The sensibilities around traditional Indian culture are changing fast, and brands need to gear up to tell stories about the new India. Brands need to use this opportunity sensibly, with the brand purpose aligned with the values of new India that it portrays.

 

As researchers, we have a window onto this new India when we conduct cultural ethnographies. We get to observe and hear stories from people who are changing. For them, a shampoo is not a mere hair cleansing or enhancement product anymore; it’s a fragrance that will add excitement to a romantic relationship.

 

Interestingly, this change is not a revelation. Indian mythology and literature are full of stories about using fragrance as a trigger for lust and desire. Until now, we have limited that truth only to showcasing female attraction in deodorant ads.

 

New reality of Indian identity

The stage is set for marketers to explore the new reality of Indian identity, an India that’s expressive, bullish, and unpretentious. The idea, however, is to use this change smartly and sensibly. Some brands tend to jump onto the bandwagon way too soon for the sake of change without realizing the social responsibility it brings.

 

A brand needs to be relevant to the belief it portrays to its consumers. Otherwise, the consumers have every reason to feel betrayed as they buy into the stories that a brand promises to deliver in their lives.
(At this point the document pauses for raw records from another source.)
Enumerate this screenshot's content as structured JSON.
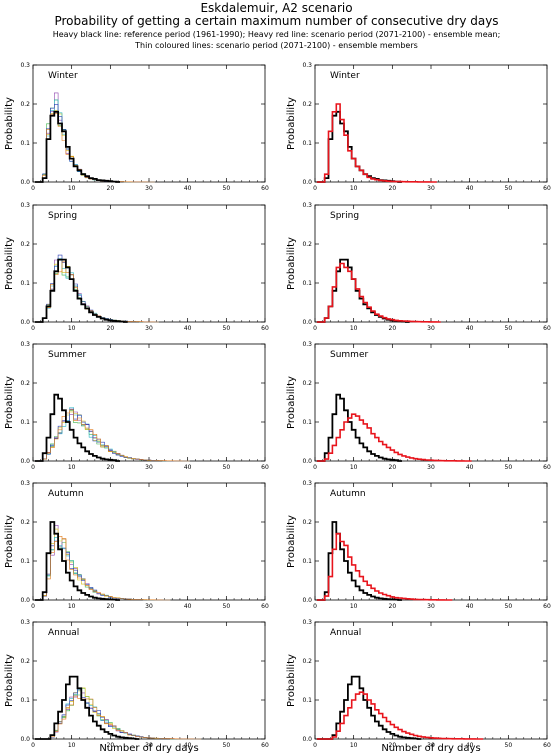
{
  "header": {
    "title": "Eskdalemuir, A2 scenario",
    "subtitle": "Probability of getting a certain maximum number of consecutive dry days",
    "legend_line1": "Heavy black line: reference period (1961-1990); Heavy red line: scenario period (2071-2100) - ensemble mean;",
    "legend_line2": "Thin coloured lines: scenario period (2071-2100) - ensemble members"
  },
  "chart_data": {
    "type": "step-histogram",
    "xlabel": "Number of dry days",
    "ylabel": "Probability",
    "xlim": [
      0,
      60
    ],
    "ylim": [
      0,
      0.3
    ],
    "xticks": [
      0,
      10,
      20,
      30,
      40,
      50,
      60
    ],
    "yticks": [
      0.0,
      0.1,
      0.2,
      0.3
    ],
    "colors": {
      "reference": "#000000",
      "scenario_mean": "#e8141c",
      "members": [
        "#3cb44b",
        "#8e44ad",
        "#d4c21a",
        "#27b6c2",
        "#2b3fb5",
        "#e07b1a"
      ]
    },
    "seasons": [
      {
        "name": "Winter",
        "reference": [
          [
            1,
            0
          ],
          [
            2,
            0
          ],
          [
            3,
            0.01
          ],
          [
            4,
            0.11
          ],
          [
            5,
            0.17
          ],
          [
            6,
            0.18
          ],
          [
            7,
            0.15
          ],
          [
            8,
            0.13
          ],
          [
            9,
            0.09
          ],
          [
            10,
            0.06
          ],
          [
            11,
            0.04
          ],
          [
            12,
            0.03
          ],
          [
            13,
            0.02
          ],
          [
            14,
            0.015
          ],
          [
            15,
            0.01
          ],
          [
            16,
            0.008
          ],
          [
            17,
            0.005
          ],
          [
            18,
            0.004
          ],
          [
            19,
            0.003
          ],
          [
            20,
            0.002
          ],
          [
            21,
            0.001
          ],
          [
            22,
            0
          ]
        ],
        "scenario": [
          [
            1,
            0
          ],
          [
            2,
            0
          ],
          [
            3,
            0.02
          ],
          [
            4,
            0.13
          ],
          [
            5,
            0.18
          ],
          [
            6,
            0.2
          ],
          [
            7,
            0.16
          ],
          [
            8,
            0.12
          ],
          [
            9,
            0.08
          ],
          [
            10,
            0.06
          ],
          [
            11,
            0.04
          ],
          [
            12,
            0.03
          ],
          [
            13,
            0.02
          ],
          [
            14,
            0.012
          ],
          [
            15,
            0.008
          ],
          [
            16,
            0.006
          ],
          [
            17,
            0.004
          ],
          [
            18,
            0.003
          ],
          [
            19,
            0.002
          ],
          [
            20,
            0.0015
          ],
          [
            21,
            0.001
          ],
          [
            22,
            0.001
          ],
          [
            23,
            0.0008
          ],
          [
            24,
            0.0006
          ],
          [
            25,
            0.0005
          ],
          [
            26,
            0.0004
          ],
          [
            27,
            0.0003
          ],
          [
            28,
            0.0002
          ],
          [
            29,
            0.0002
          ],
          [
            30,
            0.0001
          ],
          [
            31,
            0
          ]
        ]
      },
      {
        "name": "Spring",
        "reference": [
          [
            1,
            0
          ],
          [
            2,
            0
          ],
          [
            3,
            0.01
          ],
          [
            4,
            0.04
          ],
          [
            5,
            0.08
          ],
          [
            6,
            0.13
          ],
          [
            7,
            0.16
          ],
          [
            8,
            0.16
          ],
          [
            9,
            0.14
          ],
          [
            10,
            0.11
          ],
          [
            11,
            0.08
          ],
          [
            12,
            0.06
          ],
          [
            13,
            0.045
          ],
          [
            14,
            0.035
          ],
          [
            15,
            0.025
          ],
          [
            16,
            0.018
          ],
          [
            17,
            0.013
          ],
          [
            18,
            0.009
          ],
          [
            19,
            0.006
          ],
          [
            20,
            0.004
          ],
          [
            21,
            0.003
          ],
          [
            22,
            0.002
          ],
          [
            23,
            0.001
          ],
          [
            24,
            0
          ]
        ],
        "scenario": [
          [
            1,
            0
          ],
          [
            2,
            0
          ],
          [
            3,
            0.01
          ],
          [
            4,
            0.04
          ],
          [
            5,
            0.09
          ],
          [
            6,
            0.14
          ],
          [
            7,
            0.15
          ],
          [
            8,
            0.14
          ],
          [
            9,
            0.13
          ],
          [
            10,
            0.11
          ],
          [
            11,
            0.085
          ],
          [
            12,
            0.065
          ],
          [
            13,
            0.05
          ],
          [
            14,
            0.038
          ],
          [
            15,
            0.028
          ],
          [
            16,
            0.02
          ],
          [
            17,
            0.015
          ],
          [
            18,
            0.011
          ],
          [
            19,
            0.008
          ],
          [
            20,
            0.006
          ],
          [
            21,
            0.004
          ],
          [
            22,
            0.003
          ],
          [
            23,
            0.0025
          ],
          [
            24,
            0.002
          ],
          [
            25,
            0.0015
          ],
          [
            26,
            0.001
          ],
          [
            27,
            0.0008
          ],
          [
            28,
            0.0006
          ],
          [
            29,
            0.0004
          ],
          [
            30,
            0.0003
          ],
          [
            31,
            0.0002
          ],
          [
            32,
            0
          ]
        ]
      },
      {
        "name": "Summer",
        "reference": [
          [
            1,
            0
          ],
          [
            2,
            0
          ],
          [
            3,
            0.02
          ],
          [
            4,
            0.06
          ],
          [
            5,
            0.12
          ],
          [
            6,
            0.17
          ],
          [
            7,
            0.16
          ],
          [
            8,
            0.13
          ],
          [
            9,
            0.1
          ],
          [
            10,
            0.08
          ],
          [
            11,
            0.06
          ],
          [
            12,
            0.045
          ],
          [
            13,
            0.035
          ],
          [
            14,
            0.025
          ],
          [
            15,
            0.018
          ],
          [
            16,
            0.013
          ],
          [
            17,
            0.009
          ],
          [
            18,
            0.006
          ],
          [
            19,
            0.004
          ],
          [
            20,
            0.003
          ],
          [
            21,
            0.002
          ],
          [
            22,
            0
          ]
        ],
        "scenario": [
          [
            1,
            0
          ],
          [
            2,
            0
          ],
          [
            3,
            0.005
          ],
          [
            4,
            0.02
          ],
          [
            5,
            0.04
          ],
          [
            6,
            0.06
          ],
          [
            7,
            0.08
          ],
          [
            8,
            0.1
          ],
          [
            9,
            0.11
          ],
          [
            10,
            0.12
          ],
          [
            11,
            0.115
          ],
          [
            12,
            0.105
          ],
          [
            13,
            0.095
          ],
          [
            14,
            0.085
          ],
          [
            15,
            0.07
          ],
          [
            16,
            0.06
          ],
          [
            17,
            0.05
          ],
          [
            18,
            0.042
          ],
          [
            19,
            0.035
          ],
          [
            20,
            0.028
          ],
          [
            21,
            0.022
          ],
          [
            22,
            0.017
          ],
          [
            23,
            0.013
          ],
          [
            24,
            0.01
          ],
          [
            25,
            0.008
          ],
          [
            26,
            0.006
          ],
          [
            27,
            0.0045
          ],
          [
            28,
            0.0035
          ],
          [
            29,
            0.0025
          ],
          [
            30,
            0.002
          ],
          [
            31,
            0.0015
          ],
          [
            32,
            0.001
          ],
          [
            33,
            0.0008
          ],
          [
            34,
            0.0006
          ],
          [
            35,
            0.0005
          ],
          [
            36,
            0.0004
          ],
          [
            37,
            0.0003
          ],
          [
            38,
            0.0002
          ],
          [
            39,
            0.0001
          ],
          [
            40,
            0
          ]
        ]
      },
      {
        "name": "Autumn",
        "reference": [
          [
            1,
            0
          ],
          [
            2,
            0
          ],
          [
            3,
            0.02
          ],
          [
            4,
            0.12
          ],
          [
            5,
            0.2
          ],
          [
            6,
            0.17
          ],
          [
            7,
            0.13
          ],
          [
            8,
            0.1
          ],
          [
            9,
            0.07
          ],
          [
            10,
            0.05
          ],
          [
            11,
            0.035
          ],
          [
            12,
            0.025
          ],
          [
            13,
            0.018
          ],
          [
            14,
            0.013
          ],
          [
            15,
            0.009
          ],
          [
            16,
            0.006
          ],
          [
            17,
            0.004
          ],
          [
            18,
            0.003
          ],
          [
            19,
            0.002
          ],
          [
            20,
            0.0015
          ],
          [
            21,
            0.001
          ],
          [
            22,
            0
          ]
        ],
        "scenario": [
          [
            1,
            0
          ],
          [
            2,
            0
          ],
          [
            3,
            0.01
          ],
          [
            4,
            0.06
          ],
          [
            5,
            0.13
          ],
          [
            6,
            0.17
          ],
          [
            7,
            0.15
          ],
          [
            8,
            0.14
          ],
          [
            9,
            0.11
          ],
          [
            10,
            0.09
          ],
          [
            11,
            0.075
          ],
          [
            12,
            0.06
          ],
          [
            13,
            0.048
          ],
          [
            14,
            0.038
          ],
          [
            15,
            0.03
          ],
          [
            16,
            0.023
          ],
          [
            17,
            0.018
          ],
          [
            18,
            0.014
          ],
          [
            19,
            0.011
          ],
          [
            20,
            0.008
          ],
          [
            21,
            0.006
          ],
          [
            22,
            0.005
          ],
          [
            23,
            0.004
          ],
          [
            24,
            0.003
          ],
          [
            25,
            0.0022
          ],
          [
            26,
            0.0016
          ],
          [
            27,
            0.0012
          ],
          [
            28,
            0.0009
          ],
          [
            29,
            0.0007
          ],
          [
            30,
            0.0005
          ],
          [
            31,
            0.0004
          ],
          [
            32,
            0.0003
          ],
          [
            33,
            0.0002
          ],
          [
            34,
            0.0001
          ],
          [
            35,
            0
          ]
        ]
      },
      {
        "name": "Annual",
        "reference": [
          [
            1,
            0
          ],
          [
            2,
            0
          ],
          [
            3,
            0
          ],
          [
            4,
            0
          ],
          [
            5,
            0.01
          ],
          [
            6,
            0.04
          ],
          [
            7,
            0.07
          ],
          [
            8,
            0.1
          ],
          [
            9,
            0.14
          ],
          [
            10,
            0.16
          ],
          [
            11,
            0.16
          ],
          [
            12,
            0.13
          ],
          [
            13,
            0.1
          ],
          [
            14,
            0.08
          ],
          [
            15,
            0.06
          ],
          [
            16,
            0.045
          ],
          [
            17,
            0.034
          ],
          [
            18,
            0.025
          ],
          [
            19,
            0.018
          ],
          [
            20,
            0.013
          ],
          [
            21,
            0.009
          ],
          [
            22,
            0.006
          ],
          [
            23,
            0.004
          ],
          [
            24,
            0.003
          ],
          [
            25,
            0.002
          ],
          [
            26,
            0.001
          ],
          [
            27,
            0
          ]
        ],
        "scenario": [
          [
            1,
            0
          ],
          [
            2,
            0
          ],
          [
            3,
            0
          ],
          [
            4,
            0
          ],
          [
            5,
            0.005
          ],
          [
            6,
            0.02
          ],
          [
            7,
            0.04
          ],
          [
            8,
            0.06
          ],
          [
            9,
            0.08
          ],
          [
            10,
            0.1
          ],
          [
            11,
            0.115
          ],
          [
            12,
            0.12
          ],
          [
            13,
            0.115
          ],
          [
            14,
            0.1
          ],
          [
            15,
            0.09
          ],
          [
            16,
            0.075
          ],
          [
            17,
            0.065
          ],
          [
            18,
            0.055
          ],
          [
            19,
            0.045
          ],
          [
            20,
            0.037
          ],
          [
            21,
            0.03
          ],
          [
            22,
            0.024
          ],
          [
            23,
            0.019
          ],
          [
            24,
            0.015
          ],
          [
            25,
            0.012
          ],
          [
            26,
            0.009
          ],
          [
            27,
            0.007
          ],
          [
            28,
            0.0055
          ],
          [
            29,
            0.004
          ],
          [
            30,
            0.003
          ],
          [
            31,
            0.0023
          ],
          [
            32,
            0.0017
          ],
          [
            33,
            0.0013
          ],
          [
            34,
            0.001
          ],
          [
            35,
            0.0008
          ],
          [
            36,
            0.0006
          ],
          [
            37,
            0.0005
          ],
          [
            38,
            0.0004
          ],
          [
            39,
            0.0003
          ],
          [
            40,
            0.0002
          ],
          [
            41,
            0.0002
          ],
          [
            42,
            0.0001
          ],
          [
            43,
            0
          ]
        ]
      }
    ]
  }
}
And brands need to communicate honestly about the disruptions that happen as culture changes.

 

Tanishq, the jewelry brand synced with the Indian tradition of gifting, executed this beautifully when addressing the theme of remarriage. It showed the disruptive effects of this cultural change in a touching moment involving the bride, her daughter, and her new husband. The ad illustrated how a brand incorporates new cultural dimensions while sustaining its core identity.

 

On the other hand, there is plenty of brand content on the digital platform is that is just serving as tear jerkers without delivering on any brand purpose. The new India is an opportunity for brands to make themselves more relatable. But success will require being mindfully meaningful.